Al's Comment:

 This may be one of the most important articles of the year. It is only in mice, but 100% of the mice were long term survivors. I would love to see this tried in people.

 


Posted on: 04/03/2014

Clin Cancer Res. 2014 Apr 1. [Epub ahead of print]
Durable therapeutic efficacy utilizing combinatorial blockade against IDO, CTLA-4 and PD-L1 in mice with brain tumors.
Wainwright DA1, Chang AL, Dey M, Balyasnikova IV, Kim C, Tobias AL, Cheng Y, Kim J, Zhang L, Qiao J, Han Y, Lesniak MS.
Author information
Abstract
PURPOSE:
Glioblastoma (GBM) is the most common form of malignant glioma in adults.
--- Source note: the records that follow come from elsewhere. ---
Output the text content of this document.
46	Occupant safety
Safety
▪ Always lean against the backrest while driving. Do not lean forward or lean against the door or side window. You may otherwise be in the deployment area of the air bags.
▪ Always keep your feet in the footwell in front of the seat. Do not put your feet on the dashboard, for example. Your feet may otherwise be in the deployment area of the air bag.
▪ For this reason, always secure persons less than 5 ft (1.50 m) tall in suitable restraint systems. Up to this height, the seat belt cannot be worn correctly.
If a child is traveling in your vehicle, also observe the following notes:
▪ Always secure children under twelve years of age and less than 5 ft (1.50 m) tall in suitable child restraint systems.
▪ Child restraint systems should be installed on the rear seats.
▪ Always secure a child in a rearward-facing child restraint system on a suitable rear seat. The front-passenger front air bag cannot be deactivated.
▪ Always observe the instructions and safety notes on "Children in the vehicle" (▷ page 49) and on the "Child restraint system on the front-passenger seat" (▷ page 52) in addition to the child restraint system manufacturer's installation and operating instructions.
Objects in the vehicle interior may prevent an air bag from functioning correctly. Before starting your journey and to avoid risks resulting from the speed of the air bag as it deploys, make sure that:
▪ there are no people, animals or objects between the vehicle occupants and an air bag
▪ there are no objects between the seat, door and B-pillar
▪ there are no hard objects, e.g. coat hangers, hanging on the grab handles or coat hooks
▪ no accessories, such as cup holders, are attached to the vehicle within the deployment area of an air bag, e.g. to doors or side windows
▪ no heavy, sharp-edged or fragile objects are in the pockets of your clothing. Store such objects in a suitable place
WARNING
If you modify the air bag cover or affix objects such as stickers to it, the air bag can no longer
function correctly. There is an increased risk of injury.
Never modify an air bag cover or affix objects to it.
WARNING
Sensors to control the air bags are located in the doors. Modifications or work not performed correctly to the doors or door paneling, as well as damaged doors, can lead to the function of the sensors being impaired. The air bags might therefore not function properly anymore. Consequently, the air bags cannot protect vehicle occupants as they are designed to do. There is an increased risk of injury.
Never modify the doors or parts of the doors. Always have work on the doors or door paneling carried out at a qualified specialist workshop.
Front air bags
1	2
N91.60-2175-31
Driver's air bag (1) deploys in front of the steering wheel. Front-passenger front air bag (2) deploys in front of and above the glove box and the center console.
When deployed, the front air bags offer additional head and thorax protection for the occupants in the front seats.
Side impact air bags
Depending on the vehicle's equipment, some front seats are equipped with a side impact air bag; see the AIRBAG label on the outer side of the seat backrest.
Although protected by both the blood brain- and blood tumor-barriers, T cells actively infiltrate GBM. Previous work has shown that IDO, CTLA-4 and PD-L1 are dominant molecular participants in the suppression of GBM immunity. This includes IDO-mediated regulatory T cell (Treg; CD4+CD25+FoxP3+) accumulation, the interaction of T cell-expressed, CTLA-4, with dendritic cell-expressed, CD80, as well as the interaction of tumor- and/or macrophage-expressed, PD-L1, with T cell-expressed, PD-1. The individual inhibition of each pathway has been shown to increase survival in the context of experimental GBM. However, the impact of simultaneously targeting all three pathways in brain tumors has been left unanswered. Experimental Design and
 
RESULTS: In this report, we demonstrate that, when dually-challenged, IDO-deficient tumors provide a selectively competitive survival advantage against IDO-competent tumors. Next, we provide novel observations regarding tryptophan catabolic enzyme expression, before showing that the therapeutic inhibition of IDO, CTLA-4 and PD-L1 in a mouse model of well-established glioma maximally decreases tumor-infiltrating Tregs, co-incident with a significant increase in T cell-mediated long-term survival. In fact, 100% of mice bearing intracranial tumors were long-term survivors following triple combination therapy. The expression and/or frequency of T cell-expressed CD44, CTLA-4, PD-1 and IFN-gamma depended on timing after immunotherapeutic administration.
 
CONCLUSIONS:
Collectively, these data provide strong pre-clinical evidence that combinatorially-targeting immunosuppression in malignant glioma is a strategy that has high potential value for future clinical trials in patients with GBM.